Things of late are going well... very well! I find myself centre of that wonderful place where I chose to fish the right place on the right day, and fish well. My results on this little streak are more than pleasing In fact as Jeff put it the other day on this weekly blog for TCF http://www.tcfmagazine.com/weekly-blogs/item/1061-jeff-hatt-weekly-blog I don't seem to be able to put a foot wrong right now.
Even an impromptu trip to the river a few afternoons ago, where all I had as bait was a few manky maggots and some remnant lob worms, filled my soul with joy as I caught nine stunning virgin river perch from a tiny pool, aside a fast run high up the Avon. Not one was so small as not to satisfy, and all nine were maybe a pound to a pound and a half . The sight of each gorgeous one lying amongst the fading autumn grass caused me to exclaim my joy aloud, even though no one could hear.
But I now find myself eager to return to the lake and that eagerness is filled with trepidation and maybe a fear of impending dread, that my return to this featureless monster may finish up with me again cursing as I shake my fist at it like an old croan, after it has slapped me down.

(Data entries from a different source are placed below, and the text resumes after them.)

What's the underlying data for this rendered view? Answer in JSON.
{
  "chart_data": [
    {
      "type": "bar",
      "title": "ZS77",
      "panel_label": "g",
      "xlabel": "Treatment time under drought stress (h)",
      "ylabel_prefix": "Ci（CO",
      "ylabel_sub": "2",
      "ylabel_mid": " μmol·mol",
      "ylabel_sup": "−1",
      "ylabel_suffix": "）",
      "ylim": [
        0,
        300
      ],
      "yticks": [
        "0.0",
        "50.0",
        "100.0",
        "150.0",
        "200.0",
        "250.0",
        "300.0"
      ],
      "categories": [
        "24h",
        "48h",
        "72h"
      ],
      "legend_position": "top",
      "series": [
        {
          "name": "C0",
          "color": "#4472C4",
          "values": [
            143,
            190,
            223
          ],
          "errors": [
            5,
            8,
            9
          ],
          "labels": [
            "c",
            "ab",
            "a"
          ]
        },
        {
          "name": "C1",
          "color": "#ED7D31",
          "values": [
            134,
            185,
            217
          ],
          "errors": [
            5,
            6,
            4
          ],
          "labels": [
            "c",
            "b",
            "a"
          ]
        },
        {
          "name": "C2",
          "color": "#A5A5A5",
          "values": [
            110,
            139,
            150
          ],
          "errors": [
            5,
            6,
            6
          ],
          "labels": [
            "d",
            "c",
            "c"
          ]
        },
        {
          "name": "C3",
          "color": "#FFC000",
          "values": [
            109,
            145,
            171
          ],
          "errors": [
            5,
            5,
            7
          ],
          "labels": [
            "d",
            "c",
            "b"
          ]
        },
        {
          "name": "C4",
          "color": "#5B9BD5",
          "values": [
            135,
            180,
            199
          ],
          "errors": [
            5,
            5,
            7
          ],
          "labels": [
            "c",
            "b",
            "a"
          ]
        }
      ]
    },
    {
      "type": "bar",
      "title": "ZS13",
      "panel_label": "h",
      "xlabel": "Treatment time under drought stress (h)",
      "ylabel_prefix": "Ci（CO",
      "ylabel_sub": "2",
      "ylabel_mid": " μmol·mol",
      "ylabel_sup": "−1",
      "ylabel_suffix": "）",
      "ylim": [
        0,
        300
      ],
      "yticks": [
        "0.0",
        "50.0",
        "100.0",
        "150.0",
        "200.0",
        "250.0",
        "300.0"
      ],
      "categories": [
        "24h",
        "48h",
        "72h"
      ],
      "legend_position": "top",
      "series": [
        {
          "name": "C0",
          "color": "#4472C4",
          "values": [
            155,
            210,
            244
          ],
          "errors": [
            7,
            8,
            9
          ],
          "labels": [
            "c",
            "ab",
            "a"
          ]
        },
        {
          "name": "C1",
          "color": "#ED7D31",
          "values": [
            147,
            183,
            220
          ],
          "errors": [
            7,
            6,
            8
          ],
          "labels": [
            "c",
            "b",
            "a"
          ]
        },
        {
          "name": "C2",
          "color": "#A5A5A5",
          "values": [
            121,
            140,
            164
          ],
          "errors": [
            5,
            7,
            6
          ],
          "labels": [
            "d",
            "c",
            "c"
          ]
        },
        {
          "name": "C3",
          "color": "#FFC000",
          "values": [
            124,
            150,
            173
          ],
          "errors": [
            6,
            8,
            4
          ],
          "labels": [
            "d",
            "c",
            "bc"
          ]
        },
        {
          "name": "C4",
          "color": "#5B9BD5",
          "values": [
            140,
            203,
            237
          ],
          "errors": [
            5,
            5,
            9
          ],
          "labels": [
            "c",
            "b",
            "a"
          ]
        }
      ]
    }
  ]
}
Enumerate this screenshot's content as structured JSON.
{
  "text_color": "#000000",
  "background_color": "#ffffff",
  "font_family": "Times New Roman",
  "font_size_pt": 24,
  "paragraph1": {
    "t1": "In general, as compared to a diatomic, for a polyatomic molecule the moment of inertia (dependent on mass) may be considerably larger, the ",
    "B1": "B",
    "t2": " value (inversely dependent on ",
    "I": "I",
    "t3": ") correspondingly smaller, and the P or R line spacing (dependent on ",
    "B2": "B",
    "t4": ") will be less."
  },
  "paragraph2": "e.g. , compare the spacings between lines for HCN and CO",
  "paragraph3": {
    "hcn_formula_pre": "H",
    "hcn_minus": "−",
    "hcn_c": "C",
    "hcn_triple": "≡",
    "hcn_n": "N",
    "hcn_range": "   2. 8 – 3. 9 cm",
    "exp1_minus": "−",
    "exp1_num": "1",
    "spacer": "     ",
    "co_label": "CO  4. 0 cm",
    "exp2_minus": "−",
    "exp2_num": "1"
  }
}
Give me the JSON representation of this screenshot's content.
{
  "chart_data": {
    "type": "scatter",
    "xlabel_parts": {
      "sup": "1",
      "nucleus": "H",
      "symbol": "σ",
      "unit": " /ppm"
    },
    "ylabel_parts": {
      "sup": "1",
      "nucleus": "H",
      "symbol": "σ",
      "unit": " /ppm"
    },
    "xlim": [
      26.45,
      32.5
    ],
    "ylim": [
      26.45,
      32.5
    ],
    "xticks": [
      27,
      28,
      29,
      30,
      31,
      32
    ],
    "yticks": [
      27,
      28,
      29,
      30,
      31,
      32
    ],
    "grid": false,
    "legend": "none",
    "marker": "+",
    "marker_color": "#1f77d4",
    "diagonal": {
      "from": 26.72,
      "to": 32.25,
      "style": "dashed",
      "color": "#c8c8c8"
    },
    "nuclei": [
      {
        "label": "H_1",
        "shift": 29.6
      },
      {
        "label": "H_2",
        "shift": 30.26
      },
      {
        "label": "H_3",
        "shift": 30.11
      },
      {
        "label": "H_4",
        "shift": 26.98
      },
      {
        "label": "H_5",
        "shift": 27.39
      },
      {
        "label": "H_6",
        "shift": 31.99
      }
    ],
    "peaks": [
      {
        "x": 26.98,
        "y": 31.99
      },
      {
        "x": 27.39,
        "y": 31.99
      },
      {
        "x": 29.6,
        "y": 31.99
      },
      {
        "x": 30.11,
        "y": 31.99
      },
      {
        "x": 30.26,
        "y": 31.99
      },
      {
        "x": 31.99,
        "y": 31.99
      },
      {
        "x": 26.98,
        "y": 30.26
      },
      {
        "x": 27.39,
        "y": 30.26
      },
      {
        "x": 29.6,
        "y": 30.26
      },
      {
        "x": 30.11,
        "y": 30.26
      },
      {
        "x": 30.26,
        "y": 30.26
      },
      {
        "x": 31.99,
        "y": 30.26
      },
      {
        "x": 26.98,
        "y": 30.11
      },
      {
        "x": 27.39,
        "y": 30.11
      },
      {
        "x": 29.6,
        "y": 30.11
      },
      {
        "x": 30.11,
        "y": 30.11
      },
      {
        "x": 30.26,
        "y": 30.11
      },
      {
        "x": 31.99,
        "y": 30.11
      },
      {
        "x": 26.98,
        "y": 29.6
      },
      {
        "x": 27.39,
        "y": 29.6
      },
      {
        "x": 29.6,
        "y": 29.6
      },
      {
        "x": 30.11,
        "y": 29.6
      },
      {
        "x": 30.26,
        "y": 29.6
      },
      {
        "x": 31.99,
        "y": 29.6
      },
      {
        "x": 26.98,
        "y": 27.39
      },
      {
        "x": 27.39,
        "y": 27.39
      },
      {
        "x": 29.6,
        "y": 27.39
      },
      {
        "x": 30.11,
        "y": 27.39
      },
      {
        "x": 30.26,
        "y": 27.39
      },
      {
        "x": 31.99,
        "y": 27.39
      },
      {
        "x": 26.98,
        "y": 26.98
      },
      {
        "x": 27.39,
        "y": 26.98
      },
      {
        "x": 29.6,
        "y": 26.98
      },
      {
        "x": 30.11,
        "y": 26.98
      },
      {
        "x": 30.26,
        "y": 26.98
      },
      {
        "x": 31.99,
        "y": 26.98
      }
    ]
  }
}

Pike, my target, grow large and can abound if found. How large they grow is anyone's guess, as fish hide in this lake uncaught for years. The problem is that the lake is huge and shallow and this makes the window for capture small. Once anything more than cat ice forms on its surface, the silver fish and pike undertake a tandem migration into the nature reserve. Yes, a few stranglers remain here and there, but most hide tantalisingly out reach of all anglers.
The lake had changed drastically since I was here last. Summer gone, the lake wears a different outfit which is stark yet still inviting. The trees that line its banks find themselves in various states, some already bare whilst others still cling to their red rust leaves, some remaining ever green. Work I see has been carried out since I left. Gone are some trees, their stumps visibly sawn through, whether pushed down by wind or just felled to make room. It matters not as new generations wait ready to fill the spaces. The edge of the water is no longer carpeted in pads but instead holds rafts of rotting foliage waiting to decay and drop their nutrients to the bottom ready for next year. Banks too have a covering of leaves which I kick up in the air like a child as I trudge along against the bitter wind.
I have followed that age old advice to fish on the end of the wind and as I head to my spot I am glad of my decision. The still clear water looks very life less indeed, though I am not so foolish to fish with it smashing into my my face. Instead I find a spot behind an odd bush that never seems to lose it leaves and secrete myself hidden away. Waves move right to left and I know this will help by imparting movement to my baits. But I also know that staring at the moving water too long will give me weird bending vision when I look away to still land.
Hunkered down hidden away I watch my floats bobbing around and hope that one will spring to life. Those first hints that a pike is on your bait translated by a buoyant float always gets me going; the float does a deeper bob than normal, and if in still water, you see the ripple suddenly emanate in rings outwards.
And soon enough it happens, as my left hand float dipped deeply once before heading off across the lake. What happened next must have looked so comical. I set my feet firm in the ground as the fish tightened up on the line. The rod in hand I clicked off the free spool and wound down before striking hard expecting some serious resistance. Then a sub pound jack pike nearly came flying out of the water as all my strength and my heavy rod removed it from its damp home like a match angler would whip in a small bleak from the river. Red faced I reeled the poor fellow in and separated him from the 2oz roach he had engorged.
Feeling a little foolish I began rebaiting. Whilst doing so I looked up to see my second still fishing float gone. Not wanting to be so over zealous I this time took up any slack in the line until I could feel the fish moving away. A much gentler strike met no resistance at all this time as the bait was removed from its bite.
A while later my two floats again bobbed around and confident of more action I sat ready. Another run soon materialised again on the left hand rod. The float ran off then popped back up ten feet from its original spot and stayed there until I wound it in to find a few tiny gashes in the side of the bait. Perplexed but still hopeful a bigger one might be around I recast.
That rod had not been on the rests more than a minute when the float began shooting off again. This one I hit early and hooked. Believe me when I say a one pound jack pike puts barely a bend in a three pound rod. Amusing as this was, the fish I was after was at an estimate at least twenty five pounds bigger than anything I had caught and I was getting the feeling that if she was around these little fish may not be.
A move later I was on the edge of where the wind hit the water. One bait cast into the ripple and the other in the still black water. For the rest of the morning my eyes flicked from one float to the other always expecting one to be gone when I looked back. But neither did!
It is hard to feel let down by my decision to return as I know what I am trying to catch will not be easy as I am trying to find a large needle in a hay stack full of much smaller needles. But the only thing I must be mindful of is not to become like old Ahab over this giant pike I have seen. It might take many years to chance upon such a fish in the lake again so it is just a case of keep trying until our paths cross again.